De kern van het economische vraagstuk zijn de Duitsche schulden, in het bijzonder aan Frankrijk en België, waaromtrent men opnieuw spreekt over een moratorium, terwijl zelfs de musschen op de daken tjilpen, dat Duitschland niet meer kàn betalen. Waarom heeft de Fransche politiek door Herriot en zijn medewerkers te roepen in de plaats van Tardieu, die er zich wat op liet voorstaan, dat hij zoo min van toegeven wilde weten als Poincaré, waarom heeft zij een slag òm naar links gedaan? Omdat Jean inziet, dat hij er allengs even beroerd voor komt te staan als Johann in Duitschland, als John in Engeland, en als Jan in Holland, hoewel deze laatste gelukkig niet den roes der overwinningsdronkenschap heeft gekend.

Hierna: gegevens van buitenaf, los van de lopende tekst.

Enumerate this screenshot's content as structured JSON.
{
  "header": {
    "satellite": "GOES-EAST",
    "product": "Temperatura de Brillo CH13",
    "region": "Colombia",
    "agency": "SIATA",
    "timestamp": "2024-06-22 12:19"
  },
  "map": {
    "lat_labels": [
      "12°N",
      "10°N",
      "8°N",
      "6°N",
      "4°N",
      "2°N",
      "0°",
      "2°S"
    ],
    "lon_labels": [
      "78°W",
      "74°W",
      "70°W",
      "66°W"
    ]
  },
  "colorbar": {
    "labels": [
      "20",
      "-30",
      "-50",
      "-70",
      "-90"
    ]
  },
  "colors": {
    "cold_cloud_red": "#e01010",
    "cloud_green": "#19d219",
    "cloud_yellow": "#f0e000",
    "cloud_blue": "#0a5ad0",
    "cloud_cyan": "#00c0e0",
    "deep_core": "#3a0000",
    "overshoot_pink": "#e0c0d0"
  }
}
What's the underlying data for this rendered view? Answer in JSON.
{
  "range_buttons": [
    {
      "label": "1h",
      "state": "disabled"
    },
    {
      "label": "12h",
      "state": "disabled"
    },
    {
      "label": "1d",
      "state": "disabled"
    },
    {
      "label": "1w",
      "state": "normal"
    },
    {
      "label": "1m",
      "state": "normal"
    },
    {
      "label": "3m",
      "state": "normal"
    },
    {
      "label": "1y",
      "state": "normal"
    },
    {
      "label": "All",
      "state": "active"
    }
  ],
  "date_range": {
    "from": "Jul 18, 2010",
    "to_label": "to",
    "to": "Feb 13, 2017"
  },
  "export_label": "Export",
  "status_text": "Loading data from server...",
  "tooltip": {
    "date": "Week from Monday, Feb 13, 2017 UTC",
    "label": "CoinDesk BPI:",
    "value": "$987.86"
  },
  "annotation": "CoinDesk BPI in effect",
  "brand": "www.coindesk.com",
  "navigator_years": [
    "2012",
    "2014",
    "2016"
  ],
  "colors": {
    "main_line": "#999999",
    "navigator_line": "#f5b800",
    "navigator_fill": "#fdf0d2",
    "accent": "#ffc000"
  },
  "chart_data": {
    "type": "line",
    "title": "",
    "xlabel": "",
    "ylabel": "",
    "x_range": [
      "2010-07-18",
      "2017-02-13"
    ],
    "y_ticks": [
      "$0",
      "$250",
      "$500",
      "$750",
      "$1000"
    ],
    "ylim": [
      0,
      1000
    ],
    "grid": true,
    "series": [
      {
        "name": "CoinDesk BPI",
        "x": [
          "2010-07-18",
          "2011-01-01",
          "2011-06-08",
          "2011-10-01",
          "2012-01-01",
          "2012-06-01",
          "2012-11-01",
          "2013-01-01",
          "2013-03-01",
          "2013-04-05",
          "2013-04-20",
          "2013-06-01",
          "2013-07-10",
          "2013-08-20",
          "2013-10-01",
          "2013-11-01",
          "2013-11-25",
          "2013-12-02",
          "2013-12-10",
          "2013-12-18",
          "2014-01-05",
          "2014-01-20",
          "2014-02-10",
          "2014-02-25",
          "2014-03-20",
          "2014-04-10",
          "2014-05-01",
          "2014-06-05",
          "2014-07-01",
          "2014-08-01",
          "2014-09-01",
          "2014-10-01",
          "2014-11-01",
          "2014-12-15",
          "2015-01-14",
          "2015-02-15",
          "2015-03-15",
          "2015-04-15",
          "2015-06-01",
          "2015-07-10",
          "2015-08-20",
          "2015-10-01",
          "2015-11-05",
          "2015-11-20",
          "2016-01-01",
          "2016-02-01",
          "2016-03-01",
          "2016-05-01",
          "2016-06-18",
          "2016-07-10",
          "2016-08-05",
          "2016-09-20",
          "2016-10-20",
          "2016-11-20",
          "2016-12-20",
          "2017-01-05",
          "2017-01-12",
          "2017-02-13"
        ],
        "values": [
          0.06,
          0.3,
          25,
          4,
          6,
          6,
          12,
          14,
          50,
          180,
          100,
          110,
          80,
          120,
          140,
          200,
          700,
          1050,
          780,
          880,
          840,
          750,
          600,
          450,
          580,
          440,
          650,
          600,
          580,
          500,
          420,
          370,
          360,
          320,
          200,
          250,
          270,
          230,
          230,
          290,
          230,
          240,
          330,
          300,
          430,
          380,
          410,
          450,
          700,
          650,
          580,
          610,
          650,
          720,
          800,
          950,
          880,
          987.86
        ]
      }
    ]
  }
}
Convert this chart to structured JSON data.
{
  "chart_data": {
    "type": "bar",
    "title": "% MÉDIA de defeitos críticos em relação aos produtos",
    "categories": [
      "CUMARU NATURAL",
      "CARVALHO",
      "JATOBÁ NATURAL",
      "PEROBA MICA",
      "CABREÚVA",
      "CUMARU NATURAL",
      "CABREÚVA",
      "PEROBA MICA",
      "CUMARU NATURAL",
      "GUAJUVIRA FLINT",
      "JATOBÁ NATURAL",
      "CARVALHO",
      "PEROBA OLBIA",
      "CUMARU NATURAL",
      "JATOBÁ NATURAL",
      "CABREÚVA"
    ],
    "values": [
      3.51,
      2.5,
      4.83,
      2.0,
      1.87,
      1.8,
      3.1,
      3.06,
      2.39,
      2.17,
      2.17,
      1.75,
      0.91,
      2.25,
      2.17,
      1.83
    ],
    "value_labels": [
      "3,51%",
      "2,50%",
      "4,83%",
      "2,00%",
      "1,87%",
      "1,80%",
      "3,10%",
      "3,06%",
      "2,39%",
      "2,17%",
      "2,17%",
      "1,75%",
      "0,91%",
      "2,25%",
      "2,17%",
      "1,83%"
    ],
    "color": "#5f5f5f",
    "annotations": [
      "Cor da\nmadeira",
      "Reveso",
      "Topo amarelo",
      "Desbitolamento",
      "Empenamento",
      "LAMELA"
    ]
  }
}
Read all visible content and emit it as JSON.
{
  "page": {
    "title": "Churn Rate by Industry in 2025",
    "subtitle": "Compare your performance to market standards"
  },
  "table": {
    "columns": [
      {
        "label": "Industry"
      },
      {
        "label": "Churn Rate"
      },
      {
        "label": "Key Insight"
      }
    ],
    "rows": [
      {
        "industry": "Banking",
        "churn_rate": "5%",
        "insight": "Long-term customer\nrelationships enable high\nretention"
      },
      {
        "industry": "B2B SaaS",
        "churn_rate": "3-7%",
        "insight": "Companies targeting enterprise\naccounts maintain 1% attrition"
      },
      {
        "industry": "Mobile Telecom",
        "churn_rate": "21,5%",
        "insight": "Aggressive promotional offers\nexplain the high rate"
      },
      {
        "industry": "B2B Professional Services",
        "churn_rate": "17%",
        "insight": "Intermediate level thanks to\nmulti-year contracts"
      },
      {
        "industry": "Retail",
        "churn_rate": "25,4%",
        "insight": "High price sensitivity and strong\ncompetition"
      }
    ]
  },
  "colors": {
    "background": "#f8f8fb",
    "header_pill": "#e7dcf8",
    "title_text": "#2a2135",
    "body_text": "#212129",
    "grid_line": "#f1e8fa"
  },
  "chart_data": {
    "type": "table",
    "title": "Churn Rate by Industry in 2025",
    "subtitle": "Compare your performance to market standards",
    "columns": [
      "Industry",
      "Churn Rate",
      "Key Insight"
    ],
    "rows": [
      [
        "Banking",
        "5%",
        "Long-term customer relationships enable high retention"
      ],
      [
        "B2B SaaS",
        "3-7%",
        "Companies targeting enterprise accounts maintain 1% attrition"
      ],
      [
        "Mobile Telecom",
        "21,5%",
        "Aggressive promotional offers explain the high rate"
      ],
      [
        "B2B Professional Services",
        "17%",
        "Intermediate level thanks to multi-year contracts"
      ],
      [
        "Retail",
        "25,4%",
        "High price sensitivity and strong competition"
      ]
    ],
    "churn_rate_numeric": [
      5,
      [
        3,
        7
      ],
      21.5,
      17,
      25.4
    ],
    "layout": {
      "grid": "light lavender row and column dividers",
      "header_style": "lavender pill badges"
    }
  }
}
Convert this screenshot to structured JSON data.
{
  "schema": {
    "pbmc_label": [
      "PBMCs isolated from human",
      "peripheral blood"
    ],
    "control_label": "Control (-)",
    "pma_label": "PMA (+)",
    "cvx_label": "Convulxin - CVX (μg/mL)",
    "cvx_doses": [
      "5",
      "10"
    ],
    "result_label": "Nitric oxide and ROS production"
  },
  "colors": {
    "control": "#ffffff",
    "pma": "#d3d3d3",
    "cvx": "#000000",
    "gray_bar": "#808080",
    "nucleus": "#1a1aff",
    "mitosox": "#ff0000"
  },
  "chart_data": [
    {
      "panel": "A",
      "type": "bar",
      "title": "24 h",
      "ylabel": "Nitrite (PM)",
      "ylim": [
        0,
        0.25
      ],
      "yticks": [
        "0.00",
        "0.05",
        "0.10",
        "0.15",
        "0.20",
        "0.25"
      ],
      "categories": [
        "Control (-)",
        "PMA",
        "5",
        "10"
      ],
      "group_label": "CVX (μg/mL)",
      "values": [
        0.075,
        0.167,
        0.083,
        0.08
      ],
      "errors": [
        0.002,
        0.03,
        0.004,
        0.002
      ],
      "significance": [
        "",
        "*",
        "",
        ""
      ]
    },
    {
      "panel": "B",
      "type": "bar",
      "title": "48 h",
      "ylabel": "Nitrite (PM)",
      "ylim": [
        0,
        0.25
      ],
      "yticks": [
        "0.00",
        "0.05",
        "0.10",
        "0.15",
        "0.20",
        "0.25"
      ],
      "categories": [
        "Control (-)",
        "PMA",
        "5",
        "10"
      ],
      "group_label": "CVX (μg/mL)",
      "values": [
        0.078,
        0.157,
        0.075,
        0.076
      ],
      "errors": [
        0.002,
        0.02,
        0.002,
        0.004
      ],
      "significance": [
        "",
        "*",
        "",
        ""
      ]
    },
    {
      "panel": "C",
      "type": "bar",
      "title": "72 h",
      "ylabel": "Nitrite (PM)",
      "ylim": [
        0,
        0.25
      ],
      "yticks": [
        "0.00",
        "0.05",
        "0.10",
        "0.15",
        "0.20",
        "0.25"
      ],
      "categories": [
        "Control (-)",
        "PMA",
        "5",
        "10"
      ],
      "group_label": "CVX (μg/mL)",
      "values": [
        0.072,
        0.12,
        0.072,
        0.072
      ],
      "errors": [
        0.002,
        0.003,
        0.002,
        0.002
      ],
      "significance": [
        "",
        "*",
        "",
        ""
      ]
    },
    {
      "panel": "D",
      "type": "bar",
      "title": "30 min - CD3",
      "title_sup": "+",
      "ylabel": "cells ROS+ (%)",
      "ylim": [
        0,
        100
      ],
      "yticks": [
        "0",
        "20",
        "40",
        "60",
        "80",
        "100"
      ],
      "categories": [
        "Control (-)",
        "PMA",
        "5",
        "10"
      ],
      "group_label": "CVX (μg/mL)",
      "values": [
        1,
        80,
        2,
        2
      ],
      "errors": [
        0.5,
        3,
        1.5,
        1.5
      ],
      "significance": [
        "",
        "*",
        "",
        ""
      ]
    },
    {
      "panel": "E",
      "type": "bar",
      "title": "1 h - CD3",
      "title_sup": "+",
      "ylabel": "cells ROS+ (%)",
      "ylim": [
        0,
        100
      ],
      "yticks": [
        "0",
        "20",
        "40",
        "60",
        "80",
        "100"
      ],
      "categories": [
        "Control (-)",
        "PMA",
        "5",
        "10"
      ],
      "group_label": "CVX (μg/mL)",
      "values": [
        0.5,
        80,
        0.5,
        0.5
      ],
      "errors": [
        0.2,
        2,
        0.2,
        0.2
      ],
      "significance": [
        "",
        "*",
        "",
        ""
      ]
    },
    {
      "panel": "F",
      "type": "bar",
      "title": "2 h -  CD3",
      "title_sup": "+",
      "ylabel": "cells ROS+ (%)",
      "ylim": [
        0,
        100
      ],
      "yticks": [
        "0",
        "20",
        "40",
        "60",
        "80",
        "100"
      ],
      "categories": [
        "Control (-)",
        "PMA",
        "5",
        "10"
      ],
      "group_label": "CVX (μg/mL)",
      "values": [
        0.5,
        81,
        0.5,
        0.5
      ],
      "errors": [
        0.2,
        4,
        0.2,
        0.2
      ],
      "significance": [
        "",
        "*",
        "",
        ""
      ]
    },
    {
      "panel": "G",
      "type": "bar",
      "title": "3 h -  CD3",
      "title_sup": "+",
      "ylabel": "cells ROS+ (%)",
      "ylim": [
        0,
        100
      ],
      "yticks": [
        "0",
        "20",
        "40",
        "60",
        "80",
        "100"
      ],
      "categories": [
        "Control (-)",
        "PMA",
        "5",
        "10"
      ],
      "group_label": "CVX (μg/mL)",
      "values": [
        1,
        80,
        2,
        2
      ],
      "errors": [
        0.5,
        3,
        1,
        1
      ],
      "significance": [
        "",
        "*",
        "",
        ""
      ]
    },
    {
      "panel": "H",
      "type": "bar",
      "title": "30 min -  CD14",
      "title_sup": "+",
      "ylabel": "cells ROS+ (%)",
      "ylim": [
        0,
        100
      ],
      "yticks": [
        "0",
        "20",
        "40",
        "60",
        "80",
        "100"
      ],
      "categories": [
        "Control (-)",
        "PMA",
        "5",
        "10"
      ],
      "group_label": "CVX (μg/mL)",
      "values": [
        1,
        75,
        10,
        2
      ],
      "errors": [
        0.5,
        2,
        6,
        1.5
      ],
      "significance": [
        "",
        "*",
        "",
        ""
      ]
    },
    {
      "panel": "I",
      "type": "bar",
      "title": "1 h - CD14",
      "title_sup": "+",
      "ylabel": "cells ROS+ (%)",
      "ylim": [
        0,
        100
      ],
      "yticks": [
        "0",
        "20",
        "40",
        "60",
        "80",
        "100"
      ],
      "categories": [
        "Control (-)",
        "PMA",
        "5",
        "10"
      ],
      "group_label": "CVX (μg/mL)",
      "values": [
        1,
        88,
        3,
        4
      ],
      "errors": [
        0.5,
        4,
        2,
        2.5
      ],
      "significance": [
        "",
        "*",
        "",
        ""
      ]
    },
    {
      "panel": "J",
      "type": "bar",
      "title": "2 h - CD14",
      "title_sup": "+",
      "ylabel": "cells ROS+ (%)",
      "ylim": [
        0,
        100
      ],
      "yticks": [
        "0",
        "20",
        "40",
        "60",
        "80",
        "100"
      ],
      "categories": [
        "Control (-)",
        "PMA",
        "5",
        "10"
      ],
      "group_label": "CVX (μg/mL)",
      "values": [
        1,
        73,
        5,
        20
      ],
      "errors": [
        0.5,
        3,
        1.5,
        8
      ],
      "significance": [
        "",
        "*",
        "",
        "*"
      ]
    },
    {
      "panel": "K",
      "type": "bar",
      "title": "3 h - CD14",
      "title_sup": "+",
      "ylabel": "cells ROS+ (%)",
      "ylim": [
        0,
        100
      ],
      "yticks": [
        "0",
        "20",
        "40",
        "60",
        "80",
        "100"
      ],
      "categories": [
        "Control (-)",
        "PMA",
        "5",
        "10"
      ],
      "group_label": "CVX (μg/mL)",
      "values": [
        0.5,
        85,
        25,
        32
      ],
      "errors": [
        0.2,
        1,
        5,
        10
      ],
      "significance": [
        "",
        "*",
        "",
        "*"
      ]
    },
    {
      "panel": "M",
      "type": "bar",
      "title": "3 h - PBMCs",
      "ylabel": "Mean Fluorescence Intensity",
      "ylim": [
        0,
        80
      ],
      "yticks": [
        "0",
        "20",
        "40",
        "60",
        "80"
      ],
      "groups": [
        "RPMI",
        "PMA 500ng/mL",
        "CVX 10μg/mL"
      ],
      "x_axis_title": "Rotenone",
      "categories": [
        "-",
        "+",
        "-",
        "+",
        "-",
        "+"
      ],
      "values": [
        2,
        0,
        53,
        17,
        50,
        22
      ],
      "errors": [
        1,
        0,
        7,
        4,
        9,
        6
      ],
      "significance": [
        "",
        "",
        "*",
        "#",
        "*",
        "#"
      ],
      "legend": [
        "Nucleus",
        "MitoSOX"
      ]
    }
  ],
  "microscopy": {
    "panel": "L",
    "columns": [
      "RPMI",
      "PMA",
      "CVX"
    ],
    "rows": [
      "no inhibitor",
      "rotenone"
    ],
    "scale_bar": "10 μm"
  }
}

Ook in Frankrijk is de werkloosheid opgekomen en even snel gegroeid als het milliarden-tekort op de staatsbegrooting. Van moratorium tot moratorium, van herziening van Duitschlands schuldenlast, te Versailles door waanzinnig geworden overwinnaars opgelegd, tot herziening, komt dit groote land, inwendig verscheurd door partijstrijd, tot de eerlijke erkenning, dat het niet langer kàn betalen, en zich door vroegere betalingen heeft geruïneerd. Zijn crediteuren worden gedwongen de redelijkheid van dit ‘wij kunnen niet!’ te erkennen. Althans Engeland schijnt tot die erkenning bereid. In dit opzicht hangt alles af van de Vereenigde Staten, aller volken groote
| |
| |
crediteur. Maar wat zou deze machtige schuldeischer kunnen doen, die zelf nu zoozeer in de penarie zit, dat men haast medelijden krijgt met dezen zedenprediker in de wereldpolitiek, die zich zoo gaarne het voorbeeld anderer volken achtte in arbeid, welvaart door arbeid, en nieuwe economische beginselen. Wat kunnen de Vereenigde Staten, die nu ook reeds niet meer weten welken Heilige aan te roepen om redding uit zoo hoogen nood, doen als de Europeesche volken, noodgedwongen, het Russische voorbeeld volgen en de spons halen over de lei, waarop hun schulden aan ‘Jonathan’ opgeteld staan? Waar is de deurwaarder en diens ‘sterke arm’, die de Europeesche schuldenaars met hun huishoudinkje van, 't is waar ver ‘boven hun stand’ aangeschaft oorlogsmateriaal, op straat zal zetten? Gij zegt, dat Soviët-Rusland, door de schulden van de Czaristische regeering te verloochenen, een eind heeft gemaakt aan zijn economisch samenleven met het kapitalistische deel der wereld, en aan het heerschende stelsel den eersten stoot heeft toegebracht? Wel, met den versregel van Voltaire kan men daarvan misschien opnieuw zeggen: ‘C'est du Nord aujourd'hui que nous vient la lumière.’ Duitschland is onmachtig zijn schulden te betalen aan Frankrijk en België eerst, aan andere volken daarna. Maar met de snelheid, waarmee ook de schuldeischende volken op den economischen ondergang toesnellen, is het volgen van Ruslands voorbeeld, althans wat de oorlogsschulden betreft, een vraag van tijd, en misschien een uitgang naar de redding.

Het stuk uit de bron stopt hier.